First off, keep in mind that there were several chips in the good old 80s. While POKEY was used in several home computers and a few arcade hall machines, it doesn't mean you will be able to emulate all the sounds you remember from that era. For example, this chip has square waves by default, but not sawtooth or sine waves. Of course you can't ever expect it to emulate realistic sound effects.
What all those 8-bit machines had in common is that sound effects were created by updating any of the sound registers during the screen's vertical blank (usually at 50 or 60 Hz). So you have decent flexibility to start with at a room speed of about 60, changing the sound registers at every step. There is no point anyway to make more calls to
gmpokey_sound() than once per step, per channel. GM's timing is though less than dead accurate, you have to make sure that the frame rate is constant.
Sound effects were a matter of creating frequency and volume envelopes, and concatenating sounds with different distortions. To speed up the process those envelopes values were sometimes stored in arrays.
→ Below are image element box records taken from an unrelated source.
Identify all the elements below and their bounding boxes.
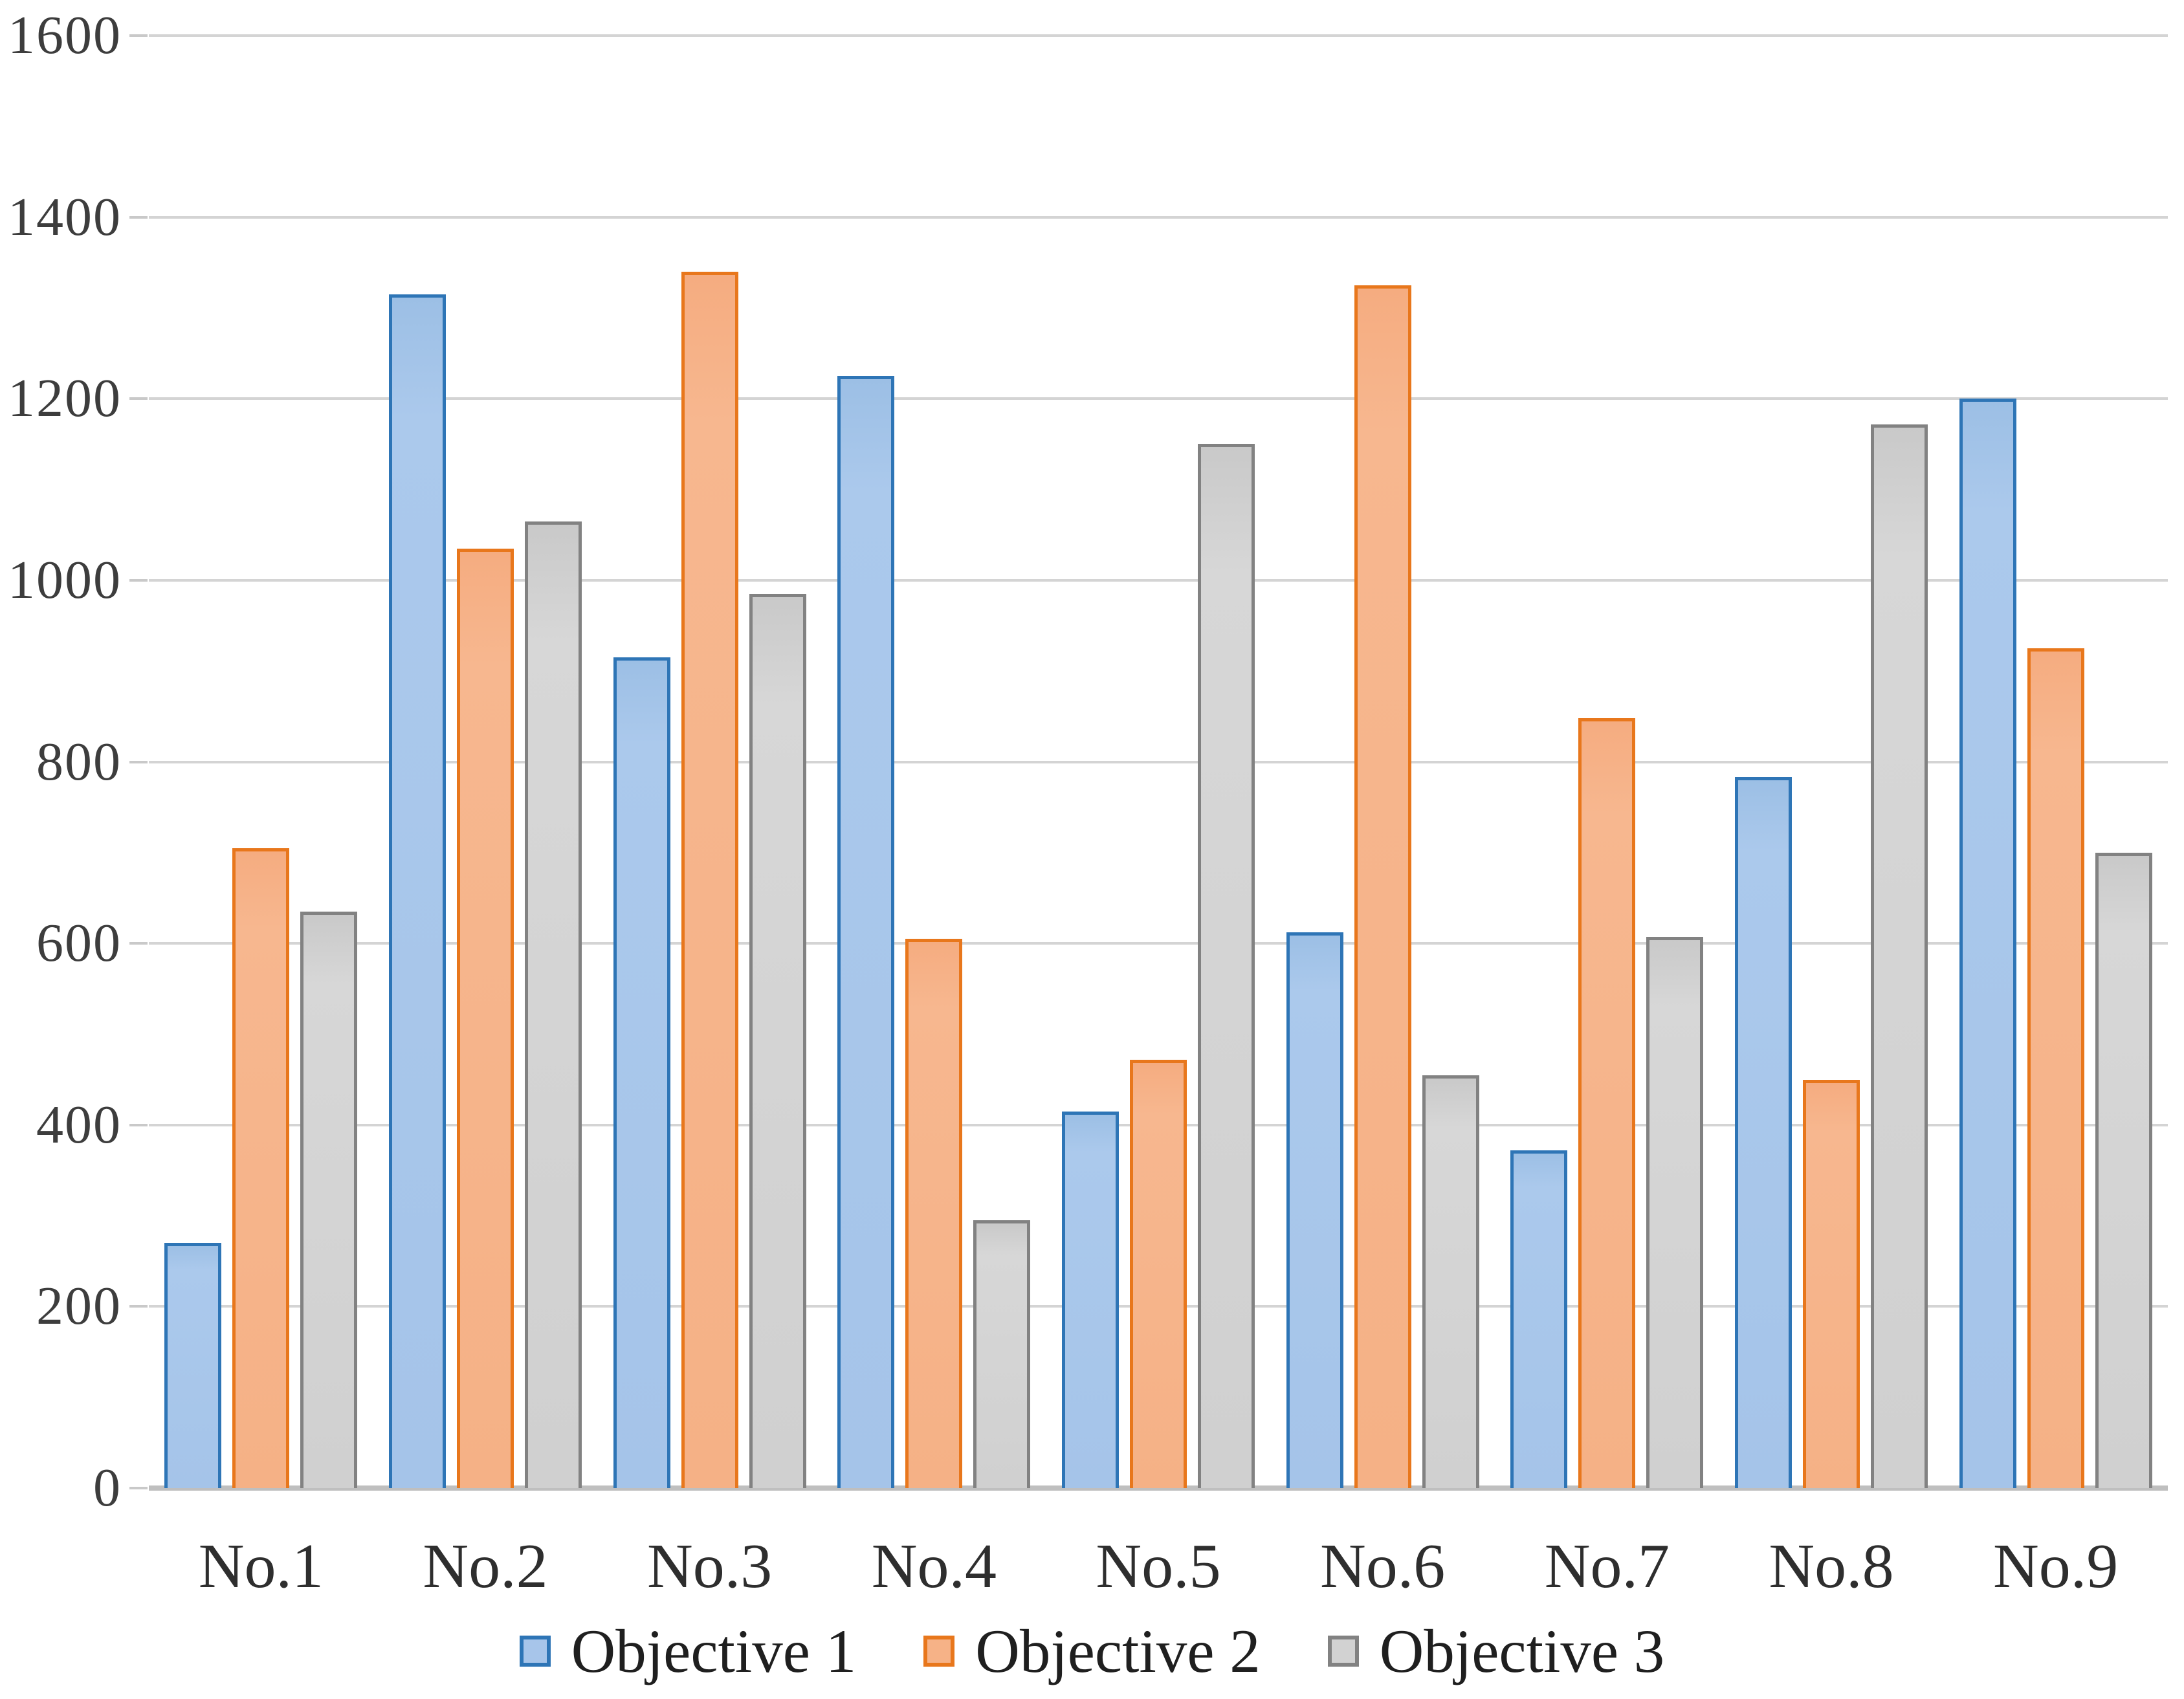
y-tick-mark <box>129 1305 148 1308</box>
legend-swatch-icon <box>519 1636 551 1667</box>
gridline-1000 <box>149 578 2168 582</box>
gridline-1400 <box>149 215 2168 219</box>
y-axis-label: 1000 <box>8 549 122 610</box>
bar-objective-3-no2 <box>525 521 582 1488</box>
bar-objective-3-no9 <box>2095 852 2152 1488</box>
x-axis-label-no3: No.3 <box>647 1531 773 1601</box>
y-tick-mark <box>129 578 148 582</box>
bar-group-no8 <box>1719 36 1944 1488</box>
bar-group-no4 <box>822 36 1046 1488</box>
y-tick-mark <box>129 942 148 945</box>
x-axis-label-no8: No.8 <box>1769 1531 1894 1601</box>
bar-objective-1-no3 <box>613 657 670 1488</box>
bar-objective-1-no6 <box>1286 932 1343 1488</box>
bar-group-no3 <box>597 36 822 1488</box>
bar-objective-3-no3 <box>749 593 806 1488</box>
bar-group-no5 <box>1046 36 1271 1488</box>
y-axis-label: 200 <box>36 1276 122 1337</box>
bar-objective-1-no7 <box>1510 1150 1568 1488</box>
legend-item-objective-2: Objective 2 <box>923 1616 1261 1685</box>
legend: Objective 1 Objective 2 Objective 3 <box>0 1612 2184 1690</box>
y-tick-mark <box>129 397 148 400</box>
legend-label: Objective 3 <box>1379 1616 1665 1685</box>
y-axis-label: 1200 <box>8 368 122 429</box>
y-tick-mark <box>129 215 148 219</box>
x-axis-label-no4: No.4 <box>871 1531 997 1601</box>
bar-objective-1-no8 <box>1735 777 1792 1488</box>
bar-objective-2-no1 <box>232 848 290 1488</box>
plot-area <box>149 34 2168 1491</box>
y-tick-mark <box>129 1487 148 1489</box>
y-tick-mark <box>129 34 148 37</box>
gridline-600 <box>149 942 2168 945</box>
bar-objective-2-no6 <box>1354 285 1411 1488</box>
bar-objective-1-no2 <box>389 294 446 1488</box>
bar-objective-3-no8 <box>1871 424 1928 1488</box>
x-axis-label-no1: No.1 <box>198 1531 324 1601</box>
y-axis-label: 600 <box>36 913 122 974</box>
bar-objective-3-no4 <box>973 1220 1031 1488</box>
y-axis-label: 400 <box>36 1094 122 1155</box>
bar-group-no1 <box>149 36 373 1488</box>
bar-objective-1-no4 <box>837 376 895 1488</box>
bar-objective-2-no3 <box>681 271 738 1488</box>
y-tick-mark <box>129 760 148 763</box>
bar-objective-2-no4 <box>905 939 963 1488</box>
bar-objective-1-no9 <box>1959 399 2016 1488</box>
bar-objective-2-no7 <box>1578 718 1636 1488</box>
y-axis-label: 1600 <box>8 5 122 65</box>
bar-objective-3-no1 <box>300 912 358 1488</box>
bar-objective-1-no1 <box>164 1243 222 1488</box>
x-axis-label-no9: No.9 <box>1993 1531 2119 1601</box>
x-axis-label-no6: No.6 <box>1320 1531 1446 1601</box>
legend-item-objective-1: Objective 1 <box>519 1616 857 1685</box>
bar-objective-2-no8 <box>1803 1079 1860 1488</box>
x-axis-line <box>149 1485 2168 1491</box>
legend-item-objective-3: Objective 3 <box>1327 1616 1665 1685</box>
x-axis-label-no5: No.5 <box>1096 1531 1221 1601</box>
bar-objective-2-no2 <box>457 548 514 1488</box>
bar-objective-1-no5 <box>1062 1111 1120 1488</box>
bars-layer <box>149 36 2168 1488</box>
bar-group-no9 <box>1943 36 2168 1488</box>
x-axis-label-no2: No.2 <box>423 1531 548 1601</box>
y-tick-mark <box>129 1123 148 1126</box>
legend-label: Objective 2 <box>975 1616 1261 1685</box>
bar-objective-2-no9 <box>2027 648 2084 1488</box>
bar-group-no2 <box>373 36 598 1488</box>
y-axis-label: 0 <box>93 1458 122 1518</box>
x-axis: No.1 No.2 No.3 No.4 No.5 No.6 No.7 No.8 No.9 <box>149 1531 2168 1616</box>
bar-objective-2-no5 <box>1130 1059 1187 1488</box>
bar-group-no7 <box>1495 36 1719 1488</box>
legend-swatch-icon <box>1327 1636 1359 1667</box>
y-axis-label: 800 <box>36 731 122 792</box>
legend-label: Objective 1 <box>571 1616 857 1685</box>
bar-objective-3-no6 <box>1422 1075 1479 1488</box>
gridline-800 <box>149 760 2168 763</box>
x-axis-label-no7: No.7 <box>1544 1531 1670 1601</box>
y-axis-label: 1400 <box>8 186 122 247</box>
bar-objective-3-no5 <box>1198 444 1255 1488</box>
legend-swatch-icon <box>923 1636 955 1667</box>
gridline-1600 <box>149 34 2168 37</box>
gridline-1200 <box>149 397 2168 400</box>
bar-group-no6 <box>1270 36 1495 1488</box>
bar-objective-3-no7 <box>1646 937 1704 1488</box>
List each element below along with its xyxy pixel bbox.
For many sound effects more than one channel was used, although the 'real' art was in making sounds as complex as possible using a single channel, saving other channels. For example, arpeggio was used to create a chord sound of 3 notes on a single channel, by alternating those notes with pauses of about 2 frames between them and repeating that sequence (so you hear a very quick succesion of those 3 notes).
Most of the popular sound effects usually apply a combination of square wave (distortion level 10, good for jump, fall, die, and other beeps) and noise (distortion level 8, good for shots, explosions, hits). Machine-like sounds can be found in distortion levels 6 and 12. There is no rule of thumb to the sound effects though - except that for good sound effects, you will always apply at least some frequency, volume, or even distortion envelope. An unchanged single sound will never do.
It helps to listen to real sounds to make a kind of chip counterpart. Does the frequency go up or down, where does it start, how fast does it go? Is it noisy, clear, a combination of both? Does the volume fade, increase? How loud does it start or end? Et cetera...
Of course, the sound you produce is only a suggestion... The game player only associates it with what happens on the screen, and the imagination does the rest.